Tensione tra Cina e USA per il controllo delle Isole Spratly

62

Recentemente si è venuta a creare una situazione estremamente preoccupante tra Cina e USA, a causa di una disputa circa il controllo di alcuni arcipelaghi presenti nel Mar Cinese meridionale.


I problemi sono sorti a seguito dell’episodio avvenuto la scorsa settimana, quando la Marina statunitense ha inviato un cacciatorpediniere, modello “USS Lassen“, nell’arcipelago delle Isole Spratly. La nave ha superato il limite delle 12 miglia nautiche, avvicinandosi troppo agli atolli rivendicati da Pechino.

Il Ministro della Difesa cinese, Chang Wanquan, ha avuto a tal proposito una conversazione molto accesa con il Segretario della Difesa americano, Ashton Carter, il quale si trovava a Kuala Lumpur, in occasione di un incontro incentrato sulla difesa internazionale, con l’Associazione delle Nazioni del Sud Est Asiatico (ASEAN). Chang, infatti, ha ribadito che la Cina non vuole essere lesa nella propria sovranità e nella sicurezza nazionale da queste incursioni avvenute senza preavviso.
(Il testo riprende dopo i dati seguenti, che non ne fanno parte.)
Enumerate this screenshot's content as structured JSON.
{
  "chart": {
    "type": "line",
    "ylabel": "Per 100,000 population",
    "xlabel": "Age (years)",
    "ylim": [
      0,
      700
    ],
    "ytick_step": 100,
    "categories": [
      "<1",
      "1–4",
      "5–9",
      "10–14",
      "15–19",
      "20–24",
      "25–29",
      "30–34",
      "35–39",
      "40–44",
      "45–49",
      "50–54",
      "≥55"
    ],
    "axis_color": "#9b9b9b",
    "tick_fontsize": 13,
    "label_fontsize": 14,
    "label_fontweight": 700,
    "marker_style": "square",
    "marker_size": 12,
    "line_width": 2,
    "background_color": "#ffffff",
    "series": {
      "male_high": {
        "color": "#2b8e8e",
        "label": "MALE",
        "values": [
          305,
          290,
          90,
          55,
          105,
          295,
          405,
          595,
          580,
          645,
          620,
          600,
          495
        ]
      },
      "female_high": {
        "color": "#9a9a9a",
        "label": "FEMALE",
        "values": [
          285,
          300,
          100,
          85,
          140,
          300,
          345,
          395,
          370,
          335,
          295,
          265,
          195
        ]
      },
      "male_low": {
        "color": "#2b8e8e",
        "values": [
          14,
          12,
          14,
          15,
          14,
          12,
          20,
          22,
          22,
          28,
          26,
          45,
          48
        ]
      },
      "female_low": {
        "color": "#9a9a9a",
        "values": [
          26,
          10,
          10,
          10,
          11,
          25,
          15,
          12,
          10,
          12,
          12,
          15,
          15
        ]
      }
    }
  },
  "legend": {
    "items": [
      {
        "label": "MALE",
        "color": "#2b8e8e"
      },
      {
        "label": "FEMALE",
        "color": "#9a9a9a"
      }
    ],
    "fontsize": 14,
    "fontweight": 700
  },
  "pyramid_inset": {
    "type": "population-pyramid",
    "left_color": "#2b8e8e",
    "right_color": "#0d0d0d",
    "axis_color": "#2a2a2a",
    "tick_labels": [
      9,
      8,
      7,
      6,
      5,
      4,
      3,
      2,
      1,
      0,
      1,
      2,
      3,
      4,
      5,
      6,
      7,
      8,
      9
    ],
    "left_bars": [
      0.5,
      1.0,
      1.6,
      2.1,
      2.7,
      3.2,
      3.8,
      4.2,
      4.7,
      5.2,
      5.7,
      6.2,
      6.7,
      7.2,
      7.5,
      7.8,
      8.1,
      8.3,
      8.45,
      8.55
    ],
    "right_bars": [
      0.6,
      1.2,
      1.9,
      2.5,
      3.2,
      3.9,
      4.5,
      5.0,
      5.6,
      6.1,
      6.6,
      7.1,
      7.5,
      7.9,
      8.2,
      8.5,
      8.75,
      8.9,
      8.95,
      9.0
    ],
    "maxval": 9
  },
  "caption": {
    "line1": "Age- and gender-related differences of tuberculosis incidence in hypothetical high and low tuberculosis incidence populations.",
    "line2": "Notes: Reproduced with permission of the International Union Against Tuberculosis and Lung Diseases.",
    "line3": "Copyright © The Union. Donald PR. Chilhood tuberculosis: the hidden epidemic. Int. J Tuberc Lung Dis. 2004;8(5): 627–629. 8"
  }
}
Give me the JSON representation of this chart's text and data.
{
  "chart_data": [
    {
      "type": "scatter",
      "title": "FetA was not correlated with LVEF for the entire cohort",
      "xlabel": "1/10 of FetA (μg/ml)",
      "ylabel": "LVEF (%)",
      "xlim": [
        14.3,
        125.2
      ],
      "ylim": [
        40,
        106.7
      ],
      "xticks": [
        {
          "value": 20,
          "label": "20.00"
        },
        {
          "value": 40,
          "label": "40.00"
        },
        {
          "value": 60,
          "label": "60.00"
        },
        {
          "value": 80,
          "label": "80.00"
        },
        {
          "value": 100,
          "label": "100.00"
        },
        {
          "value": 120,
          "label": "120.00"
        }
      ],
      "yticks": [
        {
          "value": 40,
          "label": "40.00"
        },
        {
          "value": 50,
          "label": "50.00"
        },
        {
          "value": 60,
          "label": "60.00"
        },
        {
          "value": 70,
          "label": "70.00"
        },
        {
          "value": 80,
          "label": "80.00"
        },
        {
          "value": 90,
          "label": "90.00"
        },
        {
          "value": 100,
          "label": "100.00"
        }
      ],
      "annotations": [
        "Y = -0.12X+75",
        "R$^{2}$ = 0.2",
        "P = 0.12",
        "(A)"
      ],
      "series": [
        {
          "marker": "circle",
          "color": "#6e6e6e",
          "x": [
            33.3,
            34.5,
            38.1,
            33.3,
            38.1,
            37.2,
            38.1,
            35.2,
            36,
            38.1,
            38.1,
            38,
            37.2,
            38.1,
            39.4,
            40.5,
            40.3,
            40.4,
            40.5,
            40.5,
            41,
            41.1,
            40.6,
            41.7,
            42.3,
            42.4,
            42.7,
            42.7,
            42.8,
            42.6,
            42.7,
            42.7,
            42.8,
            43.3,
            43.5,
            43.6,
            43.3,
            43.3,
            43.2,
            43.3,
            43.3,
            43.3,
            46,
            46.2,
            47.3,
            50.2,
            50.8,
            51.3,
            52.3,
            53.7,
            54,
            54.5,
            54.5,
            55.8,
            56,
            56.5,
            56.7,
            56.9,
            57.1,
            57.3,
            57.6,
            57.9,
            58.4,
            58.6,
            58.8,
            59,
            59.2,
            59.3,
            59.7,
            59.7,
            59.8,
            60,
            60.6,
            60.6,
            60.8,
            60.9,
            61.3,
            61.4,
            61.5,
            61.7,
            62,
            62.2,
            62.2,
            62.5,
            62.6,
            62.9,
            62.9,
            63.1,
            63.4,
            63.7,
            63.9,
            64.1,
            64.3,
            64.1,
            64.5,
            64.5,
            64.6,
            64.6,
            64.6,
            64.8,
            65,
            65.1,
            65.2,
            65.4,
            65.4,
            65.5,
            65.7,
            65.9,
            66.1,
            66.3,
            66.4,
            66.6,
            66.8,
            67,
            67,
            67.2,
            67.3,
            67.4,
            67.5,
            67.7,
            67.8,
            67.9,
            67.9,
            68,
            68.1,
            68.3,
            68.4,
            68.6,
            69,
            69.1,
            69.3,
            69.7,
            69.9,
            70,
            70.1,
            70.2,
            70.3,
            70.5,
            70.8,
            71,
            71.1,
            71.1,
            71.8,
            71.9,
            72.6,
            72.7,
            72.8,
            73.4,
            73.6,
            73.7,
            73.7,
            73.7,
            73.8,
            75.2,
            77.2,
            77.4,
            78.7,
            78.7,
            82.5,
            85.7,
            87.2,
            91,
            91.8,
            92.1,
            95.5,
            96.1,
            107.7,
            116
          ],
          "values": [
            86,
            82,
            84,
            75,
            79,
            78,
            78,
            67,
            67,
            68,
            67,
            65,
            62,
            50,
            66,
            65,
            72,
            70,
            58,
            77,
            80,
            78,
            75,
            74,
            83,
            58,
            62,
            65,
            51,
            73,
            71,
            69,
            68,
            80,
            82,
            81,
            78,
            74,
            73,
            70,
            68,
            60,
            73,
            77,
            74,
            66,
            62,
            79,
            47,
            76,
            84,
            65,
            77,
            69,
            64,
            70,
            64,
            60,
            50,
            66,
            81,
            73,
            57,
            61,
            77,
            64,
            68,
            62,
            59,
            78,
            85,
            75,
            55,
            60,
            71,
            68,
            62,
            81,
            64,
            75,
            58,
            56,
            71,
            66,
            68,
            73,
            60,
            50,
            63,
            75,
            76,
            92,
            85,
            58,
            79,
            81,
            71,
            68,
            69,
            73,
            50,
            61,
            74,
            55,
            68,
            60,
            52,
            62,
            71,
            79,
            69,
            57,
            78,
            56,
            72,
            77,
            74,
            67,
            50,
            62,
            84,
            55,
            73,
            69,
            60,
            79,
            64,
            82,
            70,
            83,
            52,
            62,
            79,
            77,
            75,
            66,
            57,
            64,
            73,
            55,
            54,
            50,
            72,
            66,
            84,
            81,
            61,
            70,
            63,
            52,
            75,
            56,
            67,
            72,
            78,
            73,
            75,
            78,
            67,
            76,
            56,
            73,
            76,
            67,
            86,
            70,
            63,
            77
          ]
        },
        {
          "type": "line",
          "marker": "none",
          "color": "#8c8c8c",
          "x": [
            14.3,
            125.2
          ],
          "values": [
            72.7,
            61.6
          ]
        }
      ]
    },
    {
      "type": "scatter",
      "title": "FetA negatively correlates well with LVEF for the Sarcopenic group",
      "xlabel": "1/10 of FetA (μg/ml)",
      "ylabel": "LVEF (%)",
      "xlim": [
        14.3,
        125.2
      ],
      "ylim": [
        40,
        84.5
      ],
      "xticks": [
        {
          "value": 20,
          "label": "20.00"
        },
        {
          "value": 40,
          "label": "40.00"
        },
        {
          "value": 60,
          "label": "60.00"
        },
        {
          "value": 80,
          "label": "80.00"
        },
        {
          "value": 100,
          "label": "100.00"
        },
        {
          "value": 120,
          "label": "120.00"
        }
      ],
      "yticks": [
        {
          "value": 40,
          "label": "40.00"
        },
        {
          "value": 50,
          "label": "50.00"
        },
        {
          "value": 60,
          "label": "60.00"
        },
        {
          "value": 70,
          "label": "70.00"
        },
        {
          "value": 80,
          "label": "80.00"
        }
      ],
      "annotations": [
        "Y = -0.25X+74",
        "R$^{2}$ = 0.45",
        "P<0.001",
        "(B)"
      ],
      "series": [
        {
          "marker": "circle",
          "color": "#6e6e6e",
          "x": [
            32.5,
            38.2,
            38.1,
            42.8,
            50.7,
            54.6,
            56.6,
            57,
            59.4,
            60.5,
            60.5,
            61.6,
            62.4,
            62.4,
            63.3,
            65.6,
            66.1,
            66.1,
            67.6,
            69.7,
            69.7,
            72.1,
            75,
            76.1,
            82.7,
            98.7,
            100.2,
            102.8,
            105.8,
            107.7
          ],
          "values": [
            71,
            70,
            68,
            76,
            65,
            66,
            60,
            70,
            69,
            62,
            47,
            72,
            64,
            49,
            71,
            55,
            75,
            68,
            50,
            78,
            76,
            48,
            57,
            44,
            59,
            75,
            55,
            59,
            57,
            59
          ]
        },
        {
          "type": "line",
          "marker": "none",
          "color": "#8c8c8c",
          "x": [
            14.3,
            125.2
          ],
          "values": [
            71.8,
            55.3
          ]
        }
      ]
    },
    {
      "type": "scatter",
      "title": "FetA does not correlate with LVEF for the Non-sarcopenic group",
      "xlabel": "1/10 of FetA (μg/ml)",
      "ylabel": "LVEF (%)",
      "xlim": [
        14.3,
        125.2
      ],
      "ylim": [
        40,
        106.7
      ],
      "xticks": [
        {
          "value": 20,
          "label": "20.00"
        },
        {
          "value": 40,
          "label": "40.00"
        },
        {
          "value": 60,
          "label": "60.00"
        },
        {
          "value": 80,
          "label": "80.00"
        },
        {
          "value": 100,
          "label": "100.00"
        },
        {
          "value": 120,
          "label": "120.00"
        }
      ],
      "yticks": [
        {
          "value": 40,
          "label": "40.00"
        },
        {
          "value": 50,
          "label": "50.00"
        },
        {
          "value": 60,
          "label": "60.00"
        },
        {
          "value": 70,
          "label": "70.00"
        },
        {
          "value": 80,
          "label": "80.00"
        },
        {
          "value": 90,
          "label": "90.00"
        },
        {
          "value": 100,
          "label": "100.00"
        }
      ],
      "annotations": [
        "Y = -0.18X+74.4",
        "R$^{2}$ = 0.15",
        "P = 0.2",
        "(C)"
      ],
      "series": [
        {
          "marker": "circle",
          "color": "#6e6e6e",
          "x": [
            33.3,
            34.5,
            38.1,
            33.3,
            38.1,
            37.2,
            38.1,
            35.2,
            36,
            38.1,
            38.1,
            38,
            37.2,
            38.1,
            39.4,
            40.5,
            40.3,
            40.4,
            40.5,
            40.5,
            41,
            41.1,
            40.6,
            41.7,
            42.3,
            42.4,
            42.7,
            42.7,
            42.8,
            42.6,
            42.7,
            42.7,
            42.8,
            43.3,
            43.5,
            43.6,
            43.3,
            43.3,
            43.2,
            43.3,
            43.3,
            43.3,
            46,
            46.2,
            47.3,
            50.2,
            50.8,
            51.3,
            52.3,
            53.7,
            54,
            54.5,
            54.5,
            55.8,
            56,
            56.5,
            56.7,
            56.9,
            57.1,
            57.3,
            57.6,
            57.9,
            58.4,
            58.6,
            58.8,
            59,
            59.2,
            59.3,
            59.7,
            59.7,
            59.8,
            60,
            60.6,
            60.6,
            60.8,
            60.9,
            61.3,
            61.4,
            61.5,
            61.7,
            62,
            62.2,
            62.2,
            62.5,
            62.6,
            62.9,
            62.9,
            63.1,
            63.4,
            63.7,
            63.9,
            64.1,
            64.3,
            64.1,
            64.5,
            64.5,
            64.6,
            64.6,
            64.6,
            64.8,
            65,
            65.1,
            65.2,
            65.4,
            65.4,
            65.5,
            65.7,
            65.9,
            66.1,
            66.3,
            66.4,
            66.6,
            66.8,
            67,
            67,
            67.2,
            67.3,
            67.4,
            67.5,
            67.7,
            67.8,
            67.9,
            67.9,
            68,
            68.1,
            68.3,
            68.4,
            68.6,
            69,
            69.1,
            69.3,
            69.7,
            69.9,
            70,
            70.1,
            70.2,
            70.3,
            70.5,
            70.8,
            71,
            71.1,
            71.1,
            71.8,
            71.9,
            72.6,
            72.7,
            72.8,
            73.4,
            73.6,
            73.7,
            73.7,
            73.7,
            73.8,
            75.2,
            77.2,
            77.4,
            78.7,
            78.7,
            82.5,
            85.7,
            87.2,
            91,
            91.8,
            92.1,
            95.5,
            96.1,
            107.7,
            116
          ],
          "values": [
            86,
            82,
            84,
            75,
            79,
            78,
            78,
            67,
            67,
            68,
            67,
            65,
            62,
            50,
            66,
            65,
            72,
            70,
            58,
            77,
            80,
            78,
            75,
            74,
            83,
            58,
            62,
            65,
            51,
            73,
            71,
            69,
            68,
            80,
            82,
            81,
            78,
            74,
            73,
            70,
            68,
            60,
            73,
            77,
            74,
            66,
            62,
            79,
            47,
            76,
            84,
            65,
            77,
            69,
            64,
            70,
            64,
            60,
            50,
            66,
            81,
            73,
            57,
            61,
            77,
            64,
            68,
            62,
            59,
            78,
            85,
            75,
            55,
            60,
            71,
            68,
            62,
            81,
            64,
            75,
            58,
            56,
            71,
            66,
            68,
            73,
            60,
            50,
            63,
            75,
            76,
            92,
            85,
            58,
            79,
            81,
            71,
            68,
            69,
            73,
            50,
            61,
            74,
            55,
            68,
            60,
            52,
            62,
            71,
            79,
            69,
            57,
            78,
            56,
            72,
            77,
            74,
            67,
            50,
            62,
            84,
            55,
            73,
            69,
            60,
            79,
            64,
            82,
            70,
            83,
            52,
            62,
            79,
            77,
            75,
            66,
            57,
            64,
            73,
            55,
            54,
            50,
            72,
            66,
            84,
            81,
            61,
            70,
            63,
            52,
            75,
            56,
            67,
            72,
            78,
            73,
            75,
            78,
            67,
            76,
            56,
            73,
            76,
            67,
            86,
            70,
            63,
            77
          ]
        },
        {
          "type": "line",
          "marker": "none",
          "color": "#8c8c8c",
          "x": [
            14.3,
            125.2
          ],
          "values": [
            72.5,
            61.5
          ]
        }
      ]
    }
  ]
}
Inoltre, ha aggiunto che gli Stati Uniti dovrebbero evitare gesti eclatanti o “prove di forza” che mettono a repentaglio l’equilibrio internazionale.

Il territorio conteso è uno tratto di mare corrispondente all’arcipelago delle Spratly, una piccola zona su cui convergono gli interessi economici di parecchi Paesi e che viene rivendicata, oltre che da Cina e Stati Uniti, anche dalle Filippine, Taiwan, Brunei e Giappone.

Il governo cinese, dopo l’incursione della nave da guerra “Uss Lassen”, ha immediatamente accusato, tramite anche il Ministro degli Esteri, Wang Yi, gli Stati Uniti di creare problemi, intimando di smetterla con le provocazioni. Washington ha risposto subito, appellandosi al diritto alla libera navigazione in acque internazionali e sfruttando un precedente episodio: cinque navi cinesi che lo scorso settembre passarono vicino alle coste dell’Alaska, all’interno delle acque territoriali americane, appellandosi anch’esse alla libertà di navigazione.

La situazione, attualmente, rimane ancora tesa in quanto il governo di Pechino è accusato di voler usare le piccole Isole di Spratly per costruire piste di atterraggio a scopi militari.
Gli Stati Uniti, a loro volta, non hanno intenzione di spostarsi da quell’area, la quale continuerà a essere monitorata per “questioni di sicurezza”. Il piccolo arcipelago, di per sè, non nasconde preziosi giacimenti di petrolio o di altro combustibile d’importanza tale da mettere a rischio la pace tra i Paesi coinvolti, ma fa gola a molti perché rappresenta un punto di passaggio strategico per il commercio navale degli idrocarburi, destinati soprattutto alle forniture energetiche. In ballo, quindi, ci sono interessi enormi: acquisendo il controllo di questa zona, infatti, si metterebbero le mani sui rifornimenti energetici di tutta l’Asia.

La Cina non appare intimorita dalle limitazioni imposte dalla comunità internazionale e, anzi, ha ribadito più volte il concetto di non accettare imposizioni da Paesi esteri: nei giorni successivi, in risposta all’affronto subito, ha intensificato il proprio traffico aereo e navale proprio nella zona interessata al dibattito.
Difficile prevedere, attualmente, il raggiungimento di una soluzione diplomatica del problema, nè ci sono elementi per pensare di poter creare una zona condivisa da tutti i Paesi interessati. La speranza è quella che venga mantenuto un certo equilibrio, senza eccessive dimostrazioni di forza che potrebbero inasprire i già delicati rapporti internazionali.